Hepatitis C prevalence in England remains low and varies by ethnicity: an updated evidence synthesis.

Eur J Public Health 2012 Apr 26;22(2):187-92. Epub 2011 Jun 26.

Health Protection Agency Centre for Infections, London, UK.

Background: Previous evidence synthesis estimates of Hepatitis C Virus (HCV) in England did not consider excess HCV risk in ethnic minority populations. We incorporate new information on HCV risk among non-injectors by ethnic group, and additional information on injecting prevalence in order to generate new and updated estimates of HCV prevalence risk in England for 2005.

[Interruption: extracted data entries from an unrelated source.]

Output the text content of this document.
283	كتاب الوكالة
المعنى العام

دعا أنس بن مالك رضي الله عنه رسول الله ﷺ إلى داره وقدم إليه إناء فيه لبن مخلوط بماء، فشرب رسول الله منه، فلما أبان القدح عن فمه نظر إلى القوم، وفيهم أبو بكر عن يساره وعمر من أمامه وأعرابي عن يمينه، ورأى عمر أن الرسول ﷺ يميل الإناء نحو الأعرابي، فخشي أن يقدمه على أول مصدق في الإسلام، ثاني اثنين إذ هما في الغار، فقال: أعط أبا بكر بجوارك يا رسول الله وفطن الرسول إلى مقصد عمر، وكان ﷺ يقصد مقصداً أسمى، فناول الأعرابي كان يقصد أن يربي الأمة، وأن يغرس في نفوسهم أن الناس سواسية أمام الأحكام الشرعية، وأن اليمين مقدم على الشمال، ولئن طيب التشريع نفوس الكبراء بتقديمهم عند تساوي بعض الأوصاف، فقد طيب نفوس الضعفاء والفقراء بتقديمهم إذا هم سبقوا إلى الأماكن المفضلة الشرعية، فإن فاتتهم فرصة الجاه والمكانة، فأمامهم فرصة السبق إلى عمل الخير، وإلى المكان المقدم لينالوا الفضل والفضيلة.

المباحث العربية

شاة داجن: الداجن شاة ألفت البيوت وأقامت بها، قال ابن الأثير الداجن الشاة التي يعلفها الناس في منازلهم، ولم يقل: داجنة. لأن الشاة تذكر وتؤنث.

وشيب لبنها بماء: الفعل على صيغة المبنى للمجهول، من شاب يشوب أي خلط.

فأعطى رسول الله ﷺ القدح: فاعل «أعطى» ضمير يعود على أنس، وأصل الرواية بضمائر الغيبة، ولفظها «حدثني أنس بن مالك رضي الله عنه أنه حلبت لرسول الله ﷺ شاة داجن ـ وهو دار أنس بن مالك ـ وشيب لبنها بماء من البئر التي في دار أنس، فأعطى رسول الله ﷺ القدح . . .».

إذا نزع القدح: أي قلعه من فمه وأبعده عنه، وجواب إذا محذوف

Methods: Bayesian evidence synthesis was used to combine multiple sources of data that directly or indirectly provide information on the populations at risk, or prevalence of HCV infection. HCV data were modelled by region, age group and sex as well as ethnicity for never-injectors and by injecting status (ex and current).

Results: Overall HCV antibody prevalence in England was estimated at 0.67% [95% credible interval (95% CrI): 0.50-0.94] of those aged 15-59 years, or 203 000 (153 000, 286 000) individuals. HCV prevalence in never-injectors remains low, even after accounting for ethnicity, with a prevalence of 0.05% (95% CrI 0.03-0.10) in those of white/other ethnicity and 0.76% (0.48-1.23) in South Asians. Estimates are similar to 2003, although patterns of injecting drug use are different, with an older population of current injecting drug users and lower estimated numbers of ex-injectors, but higher HCV prevalence.

Conclusions: Incorporating updated information, including data on ethnicity and improved data on injectors, gave similar overall estimates of HCV prevalence in England. Further information on HCV in South Asians and natural history of injecting are required to reduce uncertainty of estimates. This method may be applied to other countries and settings.